Personalized healthcare is based on understanding the context of each patient and following up on their healthcare plan. To this extend systems utilize both sparse clinical data (captured during healthcare center visits and lab tests) and continuous behavioral data (captured throughout the life of the patient at their everyday life using wearables).
The problem addressed by TERMINET in the healthcare domain is data integration, but not focusing on the diverse signal sources (the different devices involves) as on the different settings data is captured: the clinical and the behavioral. Clinical data resides in hospital data centers and cannot be shared. Behavioral data resides on platforms that collect it, like in the UC2 case, Healthentia from iSprint, and are readily obtained by the hospitals that control it. While behavioral data can be mixed with all clinical sites, clinical data from different sites cannot be combined. Hospital dashboards visualize clinical data, but cannot handle behavioral ones, while behavioral dashboards can easily be adapted to include more data types, namely the clinical ones.

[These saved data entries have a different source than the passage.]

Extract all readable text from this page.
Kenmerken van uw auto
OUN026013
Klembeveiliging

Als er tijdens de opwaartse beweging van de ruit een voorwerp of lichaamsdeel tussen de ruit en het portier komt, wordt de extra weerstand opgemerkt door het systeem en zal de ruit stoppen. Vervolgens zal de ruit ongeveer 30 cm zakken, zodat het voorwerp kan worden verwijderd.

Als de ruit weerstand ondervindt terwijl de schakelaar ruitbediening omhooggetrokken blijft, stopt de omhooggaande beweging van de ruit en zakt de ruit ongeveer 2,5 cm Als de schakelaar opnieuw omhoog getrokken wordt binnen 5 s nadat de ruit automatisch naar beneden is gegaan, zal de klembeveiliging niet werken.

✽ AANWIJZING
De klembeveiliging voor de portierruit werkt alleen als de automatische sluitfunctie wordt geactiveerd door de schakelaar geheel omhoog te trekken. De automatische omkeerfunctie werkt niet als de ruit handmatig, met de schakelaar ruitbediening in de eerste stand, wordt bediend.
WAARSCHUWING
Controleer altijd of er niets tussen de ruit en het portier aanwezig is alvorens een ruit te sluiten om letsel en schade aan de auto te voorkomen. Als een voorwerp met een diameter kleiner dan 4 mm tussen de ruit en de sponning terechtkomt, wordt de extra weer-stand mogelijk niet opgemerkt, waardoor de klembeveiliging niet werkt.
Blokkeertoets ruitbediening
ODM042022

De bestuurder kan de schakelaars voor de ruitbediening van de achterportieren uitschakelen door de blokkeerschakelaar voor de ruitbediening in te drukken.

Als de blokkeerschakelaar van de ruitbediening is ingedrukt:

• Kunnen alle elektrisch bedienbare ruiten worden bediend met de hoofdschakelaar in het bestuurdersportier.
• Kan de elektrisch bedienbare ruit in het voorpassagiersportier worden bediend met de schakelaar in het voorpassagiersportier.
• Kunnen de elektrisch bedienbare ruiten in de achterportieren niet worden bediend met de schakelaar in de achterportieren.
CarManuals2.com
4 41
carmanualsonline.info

No matter the constraints discussed above, TERMINET addresses two needs: Clinicians want to visualize both clinical and behavioral data together in a composite clinical dashboard, and models need to be trained to assist them across different data marts maintained at different hospitals. TERMINET technology achieves both needs: The composite clinical dashboard employs the TERMINET components for building dashboards. Its visualizations change based on the location it is launched from. Other TERMINET components facilitate federated learning to learn global models from the local data marts.